Finding predicted values with logged (ln) dependent variable.

Hello all,

I'm currently working on my first quantitative project. I am doing an OLS regression in SPSS. I had to take the natural log of my DV in order for it to pass assumptions, and I want to do predicted values. I understand that merely exponentiating the sum of the regression coefficients (which correspond with the naturally-logged dependent variable) introduces bias into my predicted values. I have heard of Duan's Smearing Factor, but do not understand it, and I'm not even sure I need to use it. My residuals are normal and my scatterplot for my regression looks fine.

Anyways, I found this article my Newman (1993) ( which seems to suggest that if my regression residuals are normal, then I can merely find my error term which makes my predicted values less biased by using the equation e^(error) = e^(mean square error / 2). I thus took the natural log of both sides, leaving me with my MSE of 1.066 / 2 for my error term (resulting in .533) to add to my predicted value equations before exponentiating their sums. I had previously calculated predicted values for both my non-logged model and my logged model (without error term). The former overestimated my DV (job tenure in months) and the latter underestimated it. However, with my new error term of .533, the predicted values seemed more correct. For instance, using independent variable values that reflect the median values of each variable in a predicted equation AND adding the error term gets me very close to the median of my dependent variable before it was logged. I hope that makes sense! The predicted values seem to be better after adding the error term I got from Newman's (1993) equation, but did I do it right?

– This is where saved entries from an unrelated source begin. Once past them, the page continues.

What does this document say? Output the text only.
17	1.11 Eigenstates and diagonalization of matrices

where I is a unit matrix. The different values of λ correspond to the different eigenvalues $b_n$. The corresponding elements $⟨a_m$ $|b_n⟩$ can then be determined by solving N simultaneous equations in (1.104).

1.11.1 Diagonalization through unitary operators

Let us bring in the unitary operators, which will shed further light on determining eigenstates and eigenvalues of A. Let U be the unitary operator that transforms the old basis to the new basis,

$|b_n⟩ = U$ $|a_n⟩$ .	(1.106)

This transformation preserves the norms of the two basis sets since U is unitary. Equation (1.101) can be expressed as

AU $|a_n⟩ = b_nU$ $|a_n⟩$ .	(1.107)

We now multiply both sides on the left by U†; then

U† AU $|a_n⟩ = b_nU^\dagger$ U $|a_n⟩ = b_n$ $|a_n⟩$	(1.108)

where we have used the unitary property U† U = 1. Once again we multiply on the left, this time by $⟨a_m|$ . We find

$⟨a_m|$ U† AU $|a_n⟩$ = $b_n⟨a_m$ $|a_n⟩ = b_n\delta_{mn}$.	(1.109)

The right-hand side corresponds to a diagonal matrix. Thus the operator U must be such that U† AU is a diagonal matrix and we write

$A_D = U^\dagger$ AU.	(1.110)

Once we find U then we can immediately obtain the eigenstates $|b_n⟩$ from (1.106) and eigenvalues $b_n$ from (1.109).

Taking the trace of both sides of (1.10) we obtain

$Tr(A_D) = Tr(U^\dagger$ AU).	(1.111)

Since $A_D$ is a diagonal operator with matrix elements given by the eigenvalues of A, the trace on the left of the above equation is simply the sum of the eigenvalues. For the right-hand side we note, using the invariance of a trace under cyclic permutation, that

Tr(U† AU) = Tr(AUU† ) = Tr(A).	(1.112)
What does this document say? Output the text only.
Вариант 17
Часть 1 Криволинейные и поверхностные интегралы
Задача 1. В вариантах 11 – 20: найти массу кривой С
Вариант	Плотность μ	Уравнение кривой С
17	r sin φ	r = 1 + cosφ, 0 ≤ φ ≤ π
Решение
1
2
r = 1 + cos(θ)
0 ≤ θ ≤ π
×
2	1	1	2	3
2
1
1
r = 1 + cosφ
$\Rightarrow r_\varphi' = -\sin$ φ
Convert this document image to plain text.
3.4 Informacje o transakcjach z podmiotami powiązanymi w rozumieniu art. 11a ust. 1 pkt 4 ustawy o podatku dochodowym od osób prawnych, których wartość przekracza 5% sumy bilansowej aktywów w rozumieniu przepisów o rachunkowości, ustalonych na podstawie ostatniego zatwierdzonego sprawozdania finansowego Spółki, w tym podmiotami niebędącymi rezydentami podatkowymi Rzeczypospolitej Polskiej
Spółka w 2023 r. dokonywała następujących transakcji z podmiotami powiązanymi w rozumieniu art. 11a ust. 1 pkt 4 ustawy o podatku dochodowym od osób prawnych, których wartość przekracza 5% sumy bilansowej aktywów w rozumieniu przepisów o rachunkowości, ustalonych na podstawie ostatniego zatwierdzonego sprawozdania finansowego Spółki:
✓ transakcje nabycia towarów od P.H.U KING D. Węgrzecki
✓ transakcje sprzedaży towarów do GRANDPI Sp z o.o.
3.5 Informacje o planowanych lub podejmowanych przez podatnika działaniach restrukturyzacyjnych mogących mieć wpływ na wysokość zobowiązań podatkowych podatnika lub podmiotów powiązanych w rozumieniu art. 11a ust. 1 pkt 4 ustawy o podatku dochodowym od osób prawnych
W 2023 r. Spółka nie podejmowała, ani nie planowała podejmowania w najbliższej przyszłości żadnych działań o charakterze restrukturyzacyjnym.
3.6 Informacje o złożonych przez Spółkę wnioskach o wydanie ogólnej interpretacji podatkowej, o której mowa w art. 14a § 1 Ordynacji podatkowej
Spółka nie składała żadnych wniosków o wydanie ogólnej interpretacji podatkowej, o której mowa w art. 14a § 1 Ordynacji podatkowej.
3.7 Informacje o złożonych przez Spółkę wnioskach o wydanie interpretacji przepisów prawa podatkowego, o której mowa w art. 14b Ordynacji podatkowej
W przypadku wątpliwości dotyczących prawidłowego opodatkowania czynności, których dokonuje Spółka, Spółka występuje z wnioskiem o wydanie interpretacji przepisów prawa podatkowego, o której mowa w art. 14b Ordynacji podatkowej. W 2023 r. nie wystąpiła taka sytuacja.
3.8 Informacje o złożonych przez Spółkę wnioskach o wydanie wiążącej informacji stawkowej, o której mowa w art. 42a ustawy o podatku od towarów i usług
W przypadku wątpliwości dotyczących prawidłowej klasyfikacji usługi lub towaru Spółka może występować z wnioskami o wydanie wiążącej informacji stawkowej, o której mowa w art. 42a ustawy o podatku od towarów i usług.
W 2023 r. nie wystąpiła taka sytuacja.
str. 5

My foremost concern is that Newman's work doesn't suggest to me that just having my dependent variable logged works with this equation to find the error term. I'm worried I need to have every variable logged, but that strikes me as very nonsensical.

Can anyone help me out in any way? My thesis adviser is gone for a couple weeks because of a family emergency, and my deadlines draw ever nearer! Thanks in advance! :]


Less is more. Stay pure. Stay poor.
Interesting article. It does seem to request all terms be logged.

Options, log just DV variable and interpret on changes in standard deviations or log all variables and used the proposed approach above.

I am sure there could be other approaches but I don't run a lot of linear reg models.
If I did log all terms and did this process to see if I got sensible values, how would I go about transforming my categorical variables that have values right now of 0, 1, etc.? I think taking the natural log of those (e.g., sex, marital status, etc.) would obviously not work.